The answer to the question I posed above about the intensity around suicide is, for me, that suicide forces us to confront the reality of our relationships with others. It makes us stare head on into the incoming traffic of our minds and face the truth that we are making each other up. The I that I am to you lives only in your mind, and while we may agree on names and adjectives and other words to describe me, the I that I am to someone else is totally different because that version of me lives only in their brain. This goes on and on and on. All of us making each other up based on our own unique perspective. And then a suicide.

When a friend takes their own life we are left with the devastation of death AND the devastation of realizing that our version of our friend wasn’t the same as theirs. We are angry, self-righteous, and confused. We call them selfish, we wonder why they couldn’t see the love we held for them, and we question if we ever really knew them at all. And, I believe, all of those questions and feelings are 100% totally right.

We are angry because they weren’t who we said they were. We are self-righteous because they didn’t see things as we did. And we are confused because their version of themselves didn’t match ours. They were selfish — 100% totally being exactly who they thought themselves to be and that didn’t match our thoughts. In fact, the truth is we never really knew them and we never really know anyone — we just know the part we know … the part that lives in us.

That’s a reality we don’t often like to face. It’s so much easier to go along with the stories in our head and never move outside its comfortably familiar boundaries. So when someone shatters the story we are flooded with the emotions, questions, and confusion that makes suicide so difficult to process.

I recently participated in a spiritual conference where I watched a panel of spiritual leaders discuss the separation of matter and spirit. One by one the panelists shared their views until the microphone arrived in the hands of an elderly Tibetan Buddhist monk. I was familiar with this monk from studying his work. He had, on two separate occasions, sat in meditation in a cave for multiple years straight. He cleared his throat and began by saying, “For us Buddhists, we always have to start by acknowledging that this all, including each of you, might be a product of our mind …” In other words, we are all making each other up.
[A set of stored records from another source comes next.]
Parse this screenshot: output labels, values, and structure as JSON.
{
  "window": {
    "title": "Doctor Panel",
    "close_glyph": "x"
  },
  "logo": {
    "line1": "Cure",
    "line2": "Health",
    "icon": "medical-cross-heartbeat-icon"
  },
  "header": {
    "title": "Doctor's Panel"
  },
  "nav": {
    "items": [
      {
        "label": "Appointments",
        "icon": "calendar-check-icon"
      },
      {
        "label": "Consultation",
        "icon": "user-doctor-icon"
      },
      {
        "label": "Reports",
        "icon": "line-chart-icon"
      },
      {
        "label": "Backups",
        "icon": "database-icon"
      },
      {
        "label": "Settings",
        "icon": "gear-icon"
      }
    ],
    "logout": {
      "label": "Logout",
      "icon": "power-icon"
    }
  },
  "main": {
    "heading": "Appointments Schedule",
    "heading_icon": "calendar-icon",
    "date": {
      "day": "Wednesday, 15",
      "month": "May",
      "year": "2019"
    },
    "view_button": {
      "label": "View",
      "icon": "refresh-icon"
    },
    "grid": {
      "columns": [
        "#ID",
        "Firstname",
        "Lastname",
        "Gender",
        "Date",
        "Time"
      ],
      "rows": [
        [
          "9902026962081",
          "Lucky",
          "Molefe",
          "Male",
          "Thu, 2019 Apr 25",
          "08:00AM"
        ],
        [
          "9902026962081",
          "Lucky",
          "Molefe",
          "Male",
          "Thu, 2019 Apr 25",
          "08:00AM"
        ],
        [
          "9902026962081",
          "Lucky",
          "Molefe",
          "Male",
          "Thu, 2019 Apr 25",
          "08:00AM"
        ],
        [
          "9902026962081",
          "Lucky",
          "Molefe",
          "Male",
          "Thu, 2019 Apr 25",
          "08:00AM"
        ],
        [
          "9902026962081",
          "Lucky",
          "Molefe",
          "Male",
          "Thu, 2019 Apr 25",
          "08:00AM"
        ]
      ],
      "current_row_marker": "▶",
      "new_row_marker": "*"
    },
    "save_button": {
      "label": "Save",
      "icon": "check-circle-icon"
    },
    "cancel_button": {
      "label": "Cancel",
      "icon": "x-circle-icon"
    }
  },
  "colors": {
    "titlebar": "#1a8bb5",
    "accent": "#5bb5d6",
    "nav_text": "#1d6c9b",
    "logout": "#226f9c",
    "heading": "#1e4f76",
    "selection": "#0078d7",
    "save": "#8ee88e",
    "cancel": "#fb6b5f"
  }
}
When a monk at a spiritual conference says this we listen, maybe contemplate the idea for a while, and then it’s lunch time and we go eat. But when we are confronted with the real-life manifestation of those words, it shakes us to our core. And that’s what suicide is. On top of all the pain of death, this extra-added smack in the face of our made-up reality makes it really difficult to deal with.

To ease the pain we often open ourselves to the possibility that our loved ones are in a better place — a far off space of peace, love, and acceptance. Depending on your tradition we have different names for this, but the sentiment is the same: that those who have passed live on in a peace not experienced in the physical.

Today I invite you to allow for an additional thought. The idea that the better place is in you.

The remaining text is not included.